Quark number density at imaginary chemical potential and its extrapolation to large real chemical potential by the effective model

TL;DR

This study combines lattice QCD simulations and effective models to analyze quark number densities at imaginary chemical potential, extrapolate to real chemical potential, and investigate neutron star properties and phase transitions.

Contribution

It introduces a method to extrapolate lattice QCD results to large real chemical potentials using an effective two-phase model, linking microscopic calculations to astrophysical phenomena.

Findings

Extrapolated quark densities agree with Taylor expansion results.

The two-phase model reproduces lattice QCD data for order parameters.

Mass-radius relations of neutron stars are consistent with observational constraints.

Abstract

We evaluate quark number densities at imaginary chemical potential by lattice QCD with clover-improved two-flavor Wilson fermion. The quark number densities are extrapolated to the small real chemical potential region by assuming some function forms.

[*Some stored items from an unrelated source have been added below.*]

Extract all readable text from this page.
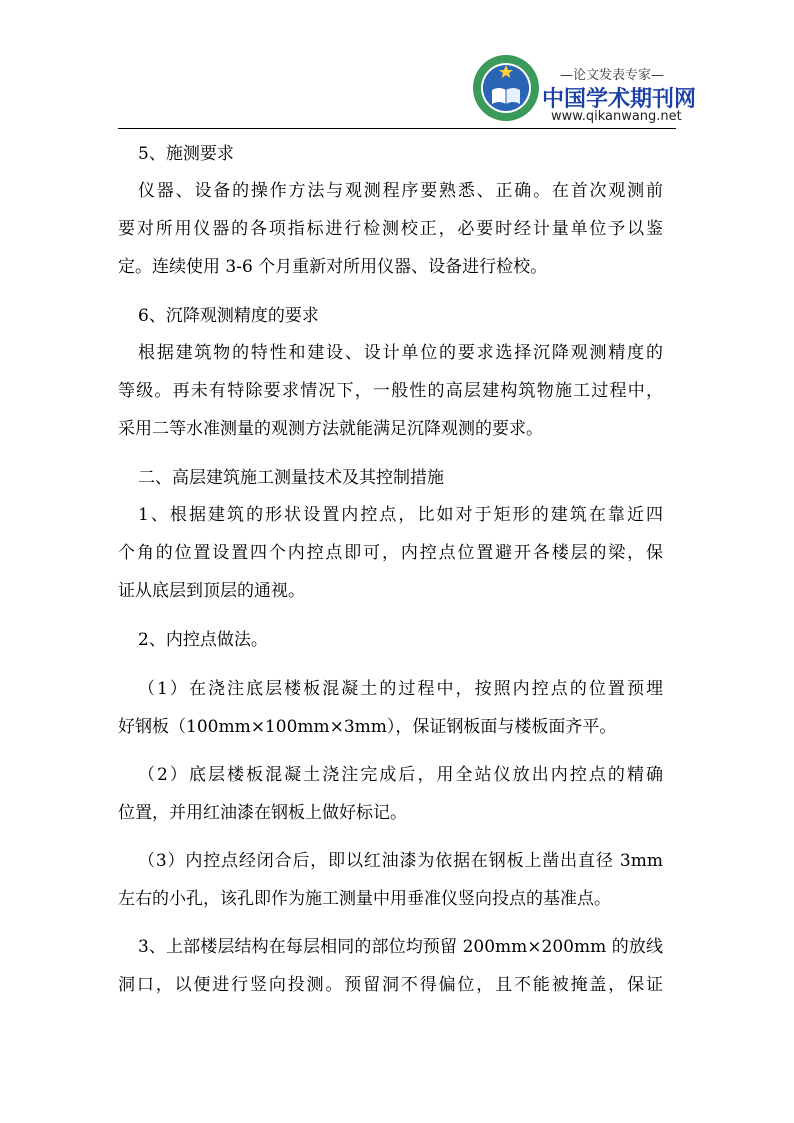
—论文发表专家—
中国学术期刊网
www.qikanwang.net
5、施测要求
仪器、设备的操作方法与观测程序要熟悉、正确。在首次观测前
要对所用仪器的各项指标进行检测校正，必要时经计量单位予以鉴
定。连续使用 3-6 个月重新对所用仪器、设备进行检校。
6、沉降观测精度的要求
根据建筑物的特性和建设、设计单位的要求选择沉降观测精度的
等级。再未有特除要求情况下，一般性的高层建构筑物施工过程中，
采用二等水准测量的观测方法就能满足沉降观测的要求。
二、高层建筑施工测量技术及其控制措施
1、根据建筑的形状设置内控点，比如对于矩形的建筑在靠近四
个角的位置设置四个内控点即可，内控点位置避开各楼层的梁，保
证从底层到顶层的通视。
2、内控点做法。
（1）在浇注底层楼板混凝土的过程中，按照内控点的位置预埋
好钢板（100mm×100mm×3mm），保证钢板面与楼板面齐平。
（2）底层楼板混凝土浇注完成后，用全站仪放出内控点的精确
位置，并用红油漆在钢板上做好标记。
（3）内控点经闭合后，即以红油漆为依据在钢板上凿出直径 3mm
左右的小孔，该孔即作为施工测量中用垂准仪竖向投点的基准点。
3、上部楼层结构在每层相同的部位均预留 200mm×200mm 的放线
洞口，以便进行竖向投测。预留洞不得偏位，且不能被掩盖，保证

The extrapolated quark number densities are consistent with those calculated at real chemical potential with the Taylor expansion method for the reweighting factors. In order to study the large real chemical potential region, we use the two-phase model consisting of the quantum hadrodynamics model for the hadron phase and the entanglement-PNJL model for the quark phase. The quantum hadrodynamics model is constructed to reproduce nuclear saturation properties, while the entanglement-PNJL model reproduces well lattice QCD data for the order parameters such as the Polyakov loop, the thermodynamic quantities and the screening masses. Then, we calculate the mass-radius relation of neutron stars and explore the hadron-quark phase transition with the two-phase model.